En effet, le mot impérialisme pour ne pas dire capitalisme semblerait avoir complètement disparu du discours public pendant les années 1990…ça sortait plutôt des bouches des noyaux durs de la gauche.
Un sondage sorti samedi dans le journal argentin le plus important confirmait une nette tendance anti-impérialiste : seulement 9% de la population croit que le sommet des Amériques aidera le peuple.
En popularité le président du Venezuela Hugo Chavez a reçu un appui favorable à 38%, tandis que 9% sont favorables à Bush.

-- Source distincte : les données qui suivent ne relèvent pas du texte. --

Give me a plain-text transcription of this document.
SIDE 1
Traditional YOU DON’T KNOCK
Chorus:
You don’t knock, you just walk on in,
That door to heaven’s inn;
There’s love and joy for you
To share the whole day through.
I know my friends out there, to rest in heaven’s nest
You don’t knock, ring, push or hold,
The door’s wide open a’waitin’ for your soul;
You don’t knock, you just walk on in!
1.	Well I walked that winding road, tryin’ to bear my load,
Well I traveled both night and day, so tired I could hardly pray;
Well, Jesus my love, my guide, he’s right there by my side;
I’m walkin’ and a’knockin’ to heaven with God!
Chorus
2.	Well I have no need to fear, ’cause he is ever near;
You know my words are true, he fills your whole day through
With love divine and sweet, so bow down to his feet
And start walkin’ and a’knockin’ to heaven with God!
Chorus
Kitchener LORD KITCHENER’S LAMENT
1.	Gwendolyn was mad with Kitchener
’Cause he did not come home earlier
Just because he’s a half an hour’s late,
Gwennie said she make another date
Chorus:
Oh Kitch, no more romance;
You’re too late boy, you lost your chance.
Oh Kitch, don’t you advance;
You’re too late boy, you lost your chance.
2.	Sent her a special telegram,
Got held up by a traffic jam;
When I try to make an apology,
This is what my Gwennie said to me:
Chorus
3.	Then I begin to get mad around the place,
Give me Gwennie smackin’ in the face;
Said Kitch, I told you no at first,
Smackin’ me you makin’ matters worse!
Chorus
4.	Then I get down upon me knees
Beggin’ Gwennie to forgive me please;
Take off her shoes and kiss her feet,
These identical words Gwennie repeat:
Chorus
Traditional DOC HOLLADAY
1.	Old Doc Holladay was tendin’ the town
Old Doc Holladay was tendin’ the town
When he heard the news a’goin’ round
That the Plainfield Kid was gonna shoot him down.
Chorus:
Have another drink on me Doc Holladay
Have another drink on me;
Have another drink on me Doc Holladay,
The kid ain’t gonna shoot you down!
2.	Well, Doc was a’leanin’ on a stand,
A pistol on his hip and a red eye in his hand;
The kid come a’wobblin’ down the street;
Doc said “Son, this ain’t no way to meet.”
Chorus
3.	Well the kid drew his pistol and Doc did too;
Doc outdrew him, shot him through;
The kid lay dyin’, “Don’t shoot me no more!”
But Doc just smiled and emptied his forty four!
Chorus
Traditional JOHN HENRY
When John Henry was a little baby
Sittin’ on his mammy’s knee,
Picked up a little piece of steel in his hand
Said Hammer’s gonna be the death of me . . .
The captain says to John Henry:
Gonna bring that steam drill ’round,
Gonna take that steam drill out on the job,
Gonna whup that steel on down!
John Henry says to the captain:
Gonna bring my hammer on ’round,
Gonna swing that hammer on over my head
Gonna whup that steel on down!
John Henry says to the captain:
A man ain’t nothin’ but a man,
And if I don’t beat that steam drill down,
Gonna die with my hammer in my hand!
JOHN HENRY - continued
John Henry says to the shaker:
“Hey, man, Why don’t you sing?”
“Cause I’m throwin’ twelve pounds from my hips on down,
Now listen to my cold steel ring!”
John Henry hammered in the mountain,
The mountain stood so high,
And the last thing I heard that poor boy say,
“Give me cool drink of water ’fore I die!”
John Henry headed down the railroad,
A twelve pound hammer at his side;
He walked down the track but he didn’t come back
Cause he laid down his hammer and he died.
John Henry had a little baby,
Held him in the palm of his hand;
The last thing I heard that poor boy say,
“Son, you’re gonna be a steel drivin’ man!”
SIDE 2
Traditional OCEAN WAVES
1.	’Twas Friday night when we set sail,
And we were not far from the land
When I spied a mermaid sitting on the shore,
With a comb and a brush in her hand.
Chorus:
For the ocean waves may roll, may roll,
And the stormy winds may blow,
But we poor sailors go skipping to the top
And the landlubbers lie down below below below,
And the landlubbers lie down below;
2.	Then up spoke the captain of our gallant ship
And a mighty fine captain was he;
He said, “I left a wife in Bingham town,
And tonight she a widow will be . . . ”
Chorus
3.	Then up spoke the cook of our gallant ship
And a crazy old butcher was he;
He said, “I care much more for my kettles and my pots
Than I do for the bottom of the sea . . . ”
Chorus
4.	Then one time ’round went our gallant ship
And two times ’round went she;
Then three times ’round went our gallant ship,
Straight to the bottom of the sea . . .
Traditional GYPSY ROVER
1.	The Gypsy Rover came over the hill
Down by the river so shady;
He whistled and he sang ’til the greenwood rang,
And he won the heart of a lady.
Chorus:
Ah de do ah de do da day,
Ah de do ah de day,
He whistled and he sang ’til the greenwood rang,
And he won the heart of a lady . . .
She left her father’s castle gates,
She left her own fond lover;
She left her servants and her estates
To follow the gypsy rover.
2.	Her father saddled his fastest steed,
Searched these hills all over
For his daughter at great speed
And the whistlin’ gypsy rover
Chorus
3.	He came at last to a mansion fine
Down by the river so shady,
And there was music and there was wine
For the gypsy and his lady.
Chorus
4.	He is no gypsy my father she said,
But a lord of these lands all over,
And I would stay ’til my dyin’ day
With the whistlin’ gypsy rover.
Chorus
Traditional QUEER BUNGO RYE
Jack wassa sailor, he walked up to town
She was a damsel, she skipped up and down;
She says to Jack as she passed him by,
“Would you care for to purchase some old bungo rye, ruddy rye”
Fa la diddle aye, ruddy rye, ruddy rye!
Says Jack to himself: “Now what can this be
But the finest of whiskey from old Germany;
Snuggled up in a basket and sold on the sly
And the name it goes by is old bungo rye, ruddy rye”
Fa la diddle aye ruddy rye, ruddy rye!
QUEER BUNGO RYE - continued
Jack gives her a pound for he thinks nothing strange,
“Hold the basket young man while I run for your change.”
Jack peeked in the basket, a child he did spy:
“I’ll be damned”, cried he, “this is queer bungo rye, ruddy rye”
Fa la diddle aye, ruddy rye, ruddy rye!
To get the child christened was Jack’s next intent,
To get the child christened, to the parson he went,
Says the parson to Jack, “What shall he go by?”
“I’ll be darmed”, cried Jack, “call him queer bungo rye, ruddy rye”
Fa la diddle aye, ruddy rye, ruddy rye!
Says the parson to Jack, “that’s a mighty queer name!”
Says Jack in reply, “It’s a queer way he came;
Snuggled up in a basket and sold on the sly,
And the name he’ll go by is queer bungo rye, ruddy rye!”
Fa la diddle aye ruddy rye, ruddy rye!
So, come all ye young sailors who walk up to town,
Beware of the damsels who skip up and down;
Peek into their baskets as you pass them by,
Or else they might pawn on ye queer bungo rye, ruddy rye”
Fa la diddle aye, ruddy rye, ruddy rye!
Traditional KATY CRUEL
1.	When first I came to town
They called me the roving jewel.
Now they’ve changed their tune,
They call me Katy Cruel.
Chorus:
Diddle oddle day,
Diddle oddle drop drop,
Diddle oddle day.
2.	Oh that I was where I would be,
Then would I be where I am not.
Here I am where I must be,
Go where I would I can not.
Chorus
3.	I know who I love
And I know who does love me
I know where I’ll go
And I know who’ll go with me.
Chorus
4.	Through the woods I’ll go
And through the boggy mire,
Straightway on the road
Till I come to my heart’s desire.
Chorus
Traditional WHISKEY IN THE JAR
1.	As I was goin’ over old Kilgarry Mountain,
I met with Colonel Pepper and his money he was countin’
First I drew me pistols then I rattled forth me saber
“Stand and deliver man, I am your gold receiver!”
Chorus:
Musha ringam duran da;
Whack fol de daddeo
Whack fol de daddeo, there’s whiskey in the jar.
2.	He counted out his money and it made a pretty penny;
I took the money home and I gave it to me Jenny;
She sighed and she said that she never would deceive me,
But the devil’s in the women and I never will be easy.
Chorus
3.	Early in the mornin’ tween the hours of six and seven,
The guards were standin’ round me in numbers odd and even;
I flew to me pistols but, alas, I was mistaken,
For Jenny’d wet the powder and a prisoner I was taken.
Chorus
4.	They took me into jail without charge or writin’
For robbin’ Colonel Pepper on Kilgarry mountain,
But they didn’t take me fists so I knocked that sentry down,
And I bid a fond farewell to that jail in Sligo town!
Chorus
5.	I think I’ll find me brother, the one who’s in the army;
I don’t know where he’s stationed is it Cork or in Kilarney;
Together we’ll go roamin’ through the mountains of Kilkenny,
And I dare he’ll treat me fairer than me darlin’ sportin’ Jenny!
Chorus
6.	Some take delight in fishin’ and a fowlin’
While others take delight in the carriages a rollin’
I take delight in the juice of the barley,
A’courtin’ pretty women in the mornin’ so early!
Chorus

Que la visite de Bush ait provoqué autant de manif on s’y attendait, mais pas l’appel à la grève général du CTA, un des syndicats majeurs du pays.
Personne n’aurait pu deviner à quel point monsieur-madame tout le monde en plus des personnalités publiques allaient participer aux activités anti-Bush.
Jeudi soir un fort contingent a pris le train anti-ZLÉA de Buenos Aires vers Mar del Plata avec à sa tête l’ancienne méga-vedette de soccer Diego Maradonna, le très populaire candidat à la présidence en Bolivie Evo Morales était aussi dans le train…
À Mar del Plata 40 000 personnes se sont réuni dans un stade de soccer pour entendre un discours de deux heures d’Hugo Chavez.
Chavez avait parlé de sa vision d’une société post-capitaliste, ce qu’il appelait le socialisme du 21ième siècle.
On a bien fait en Argentine de mentionner la visite de la secrétaire d’État Condoleezza Rice au Canada dernièrement.
Une visite où elle a très bien montrer que les ÉU se plie aux décisions de l’OMC et même de l’ALÉNA lorsque ces décisions ne font pas l’affaire des lobbyistes près du pouvoir à Washington.
Plusieurs éditoriaux ont souligné que si l’ALÉNA fonctionne mal entre deux pays très proches comme le Canada et les ÉU…ce n’est pas pour rien que des pays comme l’Argentine, le Brésil, Cuba, le Venezuela et l’Uruguay s’opposent à la ZLÉA.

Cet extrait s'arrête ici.